En el relato de la periodista se indica, además, que luego de la denuncia pública de la familia tras el supuesto robo, llegaron cerca de 20 vecinos para darle fuerzas y reclamar seguridad. "Su situación era espantosa. No podía contener el llanto cuando recordaba esa noche en que se abrió la puerta del cuarto y vio entrar a su marido con un delincuente apuntándole a la cabeza. Un hombre que le gritaba que si se movía lo "quemaba", que decía que no le importaba nada y que ya estaba jugado. Que le ordenó atarle las manos y meterle trapos en la boca para que no grite. Que la llevó al baño, donde descubrió que su hijo ya había sido encerrado ahí", explica en relación a la esposa del sospechoso.

"Cuando terminamos la nota, José Gallardo me dijo: "aquí hay algo raro. El marido es el ladrón. Esto fue un autorrobo". Yo, por supuesto, no le creí.
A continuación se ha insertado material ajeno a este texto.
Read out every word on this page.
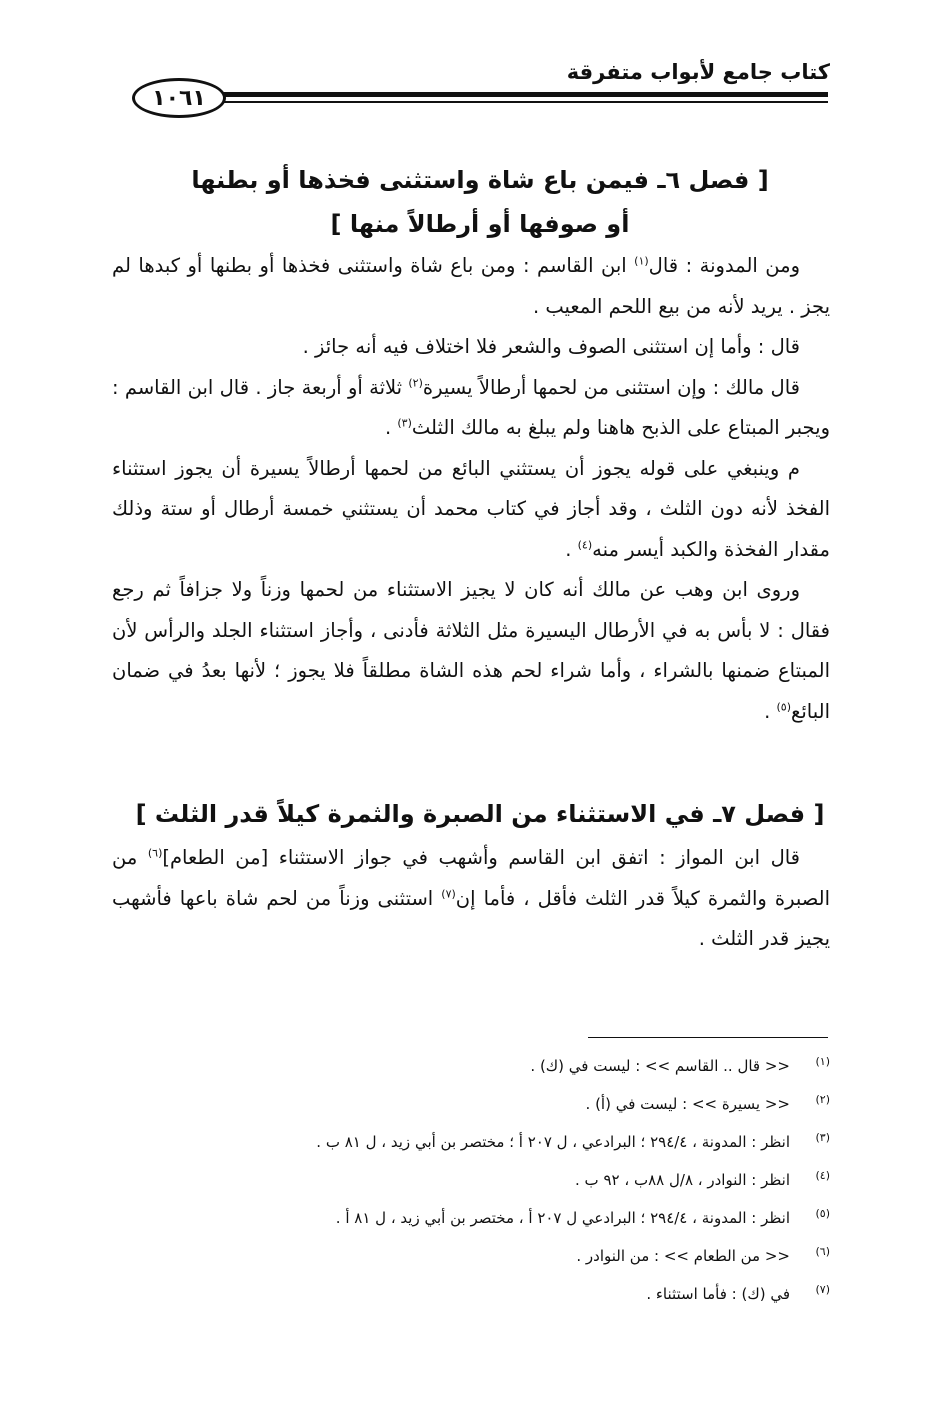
كتاب جامع لأبواب متفرقة
١٠٦١

[ فصل ٦ـ فيمن باع شاة واستثنى فخذها أو بطنها

أو صوفها أو أرطالاً منها ]

ومن المدونة : قال$^{(١)}$ ابن القاسم : ومن باع شاة واستثنى فخذها أو بطنها أو كبدها لم يجز . يريد لأنه من بيع اللحم المعيب .

قال : وأما إن استثنى الصوف والشعر فلا اختلاف فيه أنه جائز .

قال مالك : وإن استثنى من لحمها أرطالاً يسيرة$^{(٢)}$ ثلاثة أو أربعة جاز . قال ابن القاسم : ويجبر المبتاع على الذبح هاهنا ولم يبلغ به مالك الثلث$^{(٣)}$ .

م وينبغي على قوله يجوز أن يستثني البائع من لحمها أرطالاً يسيرة أن يجوز استثناء الفخذ لأنه دون الثلث ، وقد أجاز في كتاب محمد أن يستثني خمسة أرطال أو ستة وذلك مقدار الفخذة والكبد أيسر منه$^{(٤)}$ .

وروى ابن وهب عن مالك أنه كان لا يجيز الاستثناء من لحمها وزناً ولا جزافاً ثم رجع فقال : لا بأس به في الأرطال اليسيرة مثل الثلاثة فأدنى ، وأجاز استثناء الجلد والرأس لأن المبتاع ضمنها بالشراء ، وأما شراء لحم هذه الشاة مطلقاً فلا يجوز ؛ لأنها بعدُ في ضمان البائع$^{(٥)}$ .

[ فصل ٧ـ في الاستثناء من الصبرة والثمرة كيلاً قدر الثلث ]

قال ابن المواز : اتفق ابن القاسم وأشهب في جواز الاستثناء [من الطعام]$^{(٦)}$ من الصبرة والثمرة كيلاً قدر الثلث فأقل ، فأما إن$^{(٧)}$ استثنى وزناً من لحم شاة باعها فأشهب يجيز قدر الثلث .

(١)<< قال .. القاسم >> : ليست في (ك) .
(٢)<< يسيرة >> : ليست في (أ) .
(٣)انظر : المدونة ، ٢٩٤/٤ ؛ البرادعي ، ل ٢٠٧ أ ؛ مختصر بن أبي زيد ، ل ٨١ ب .
(٤)انظر : النوادر ، ٨/ل ٨٨ب ، ٩٢ ب .
(٥)انظر : المدونة ، ٢٩٤/٤ ؛ البرادعي ل ٢٠٧ أ ، مختصر بن أبي زيد ، ل ٨١ أ .
(٦)<< من الطعام >> : من النوادر .
(٧)في (ك) : فأما استثناء .
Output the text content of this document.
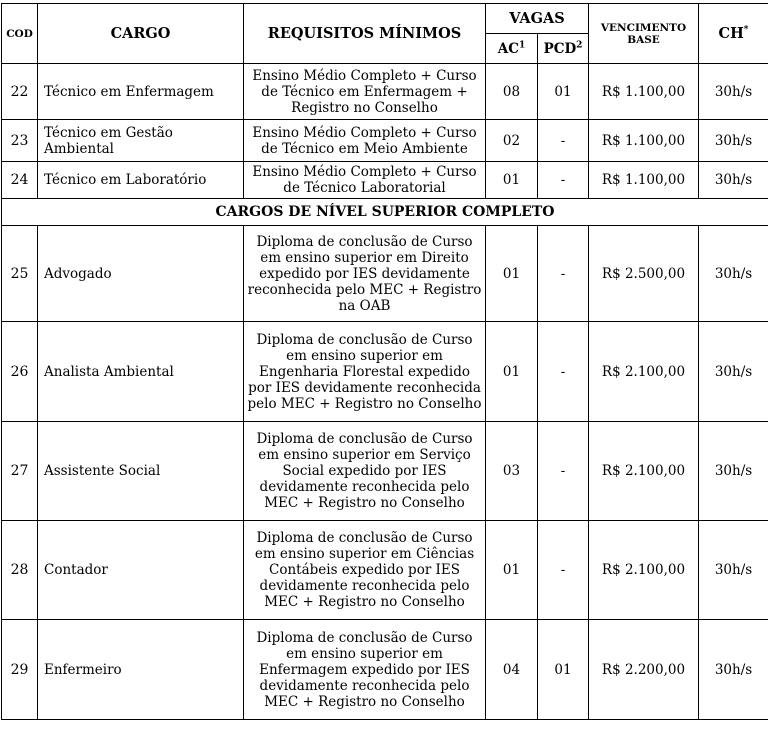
COD	CARGO	REQUISITOS MÍNIMOS	VAGAS		VENCIMENTO BASE	CH*
			$AC^1$	PCD$^2$
22	Técnico em Enfermagem	Ensino Médio Completo + Curso de Técnico em Enfermagem + Registro no Conselho	08	01	R$ 1.100,00	30h/s
23	Técnico em Gestão Ambiental	Ensino Médio Completo + Curso de Técnico em Meio Ambiente	02	-	R$ 1.100,00	30h/s
24	Técnico em Laboratório	Ensino Médio Completo + Curso de Técnico Laboratorial	01	-	R$ 1.100,00	30h/s
CARGOS DE NÍVEL SUPERIOR COMPLETO						
25	Advogado	Diploma de conclusão de Curso em ensino superior em Direito expedido por IES devidamente reconhecida pelo MEC + Registro na OAB	01	-	R$ 2.500,00	30h/s
26	Analista Ambiental	Diploma de conclusão de Curso em ensino superior em Engenharia Florestal expedido por IES devidamente reconhecida pelo MEC + Registro no Conselho	01	-	R$ 2.100,00	30h/s
27	Assistente Social	Diploma de conclusão de Curso em ensino superior em Serviço Social expedido por IES devidamente reconhecida pelo MEC + Registro no Conselho	03	-	R$ 2.100,00	30h/s
28	Contador	Diploma de conclusão de Curso em ensino superior em Ciências Contábeis expedido por IES devidamente reconhecida pelo MEC + Registro no Conselho	01	-	R$ 2.100,00	30h/s
29	Enfermeiro	Diploma de conclusão de Curso em ensino superior em Enfermagem expedido por IES devidamente reconhecida pelo MEC + Registro no Conselho	04	01	R$ 2.200,00	30h/s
Pero a la fiscalía le seguía dando vueltas el tema de la rueda desinflada, los dos cómplices que, en lugar de ayudar en el asalto, se quedaron escondidos en el auto, el hecho de que el marido haya mandado a la mujer a tirar a la basura el bolso con pruebas. Pero, sobre todo, les hacía ruido una cosa: nadie fuera de esa casa sabía de la existencia de esa plata. Por más que pensaran en una entregada, a nadie se lo habían contado. Hasta que el hombre, finalmente, confesó. El supuesto asaltante era su amigo, nunca hubo dos cómplices en el auto y lo hizo porque estaba tapado de deudas. Deudas de la que su familia no tenía idea", indica.

Por último añade: "Gallardo tenía razón. La familia quedó en una situación desesperante. La mujer, que ya estaba destrozada de los nervios y sin poder dormir tras lo que vivió, tuvo que enterarse de que el delincuente fue su propio marido. Que la amordazó a ella y al hijo de ambos. Que les robó. A eso, se le sumaba la desesperación de tener que devolver a su sobrina los 10.000 dólares que ella le pidió que le guardara. Y, más tarde, cuando se enteró que en realidad el marido era el ladrón, descubrir además la cantidad de deudas que tenía y que ahora había que saldar",

Al finalizar el relato, Romero se cuestiona qué motivos llevaron a este hombre a tomar esta medida y asegura que la mujer le pidió el divorcio a su marido tras conocer el verdadero desenlace de la situación.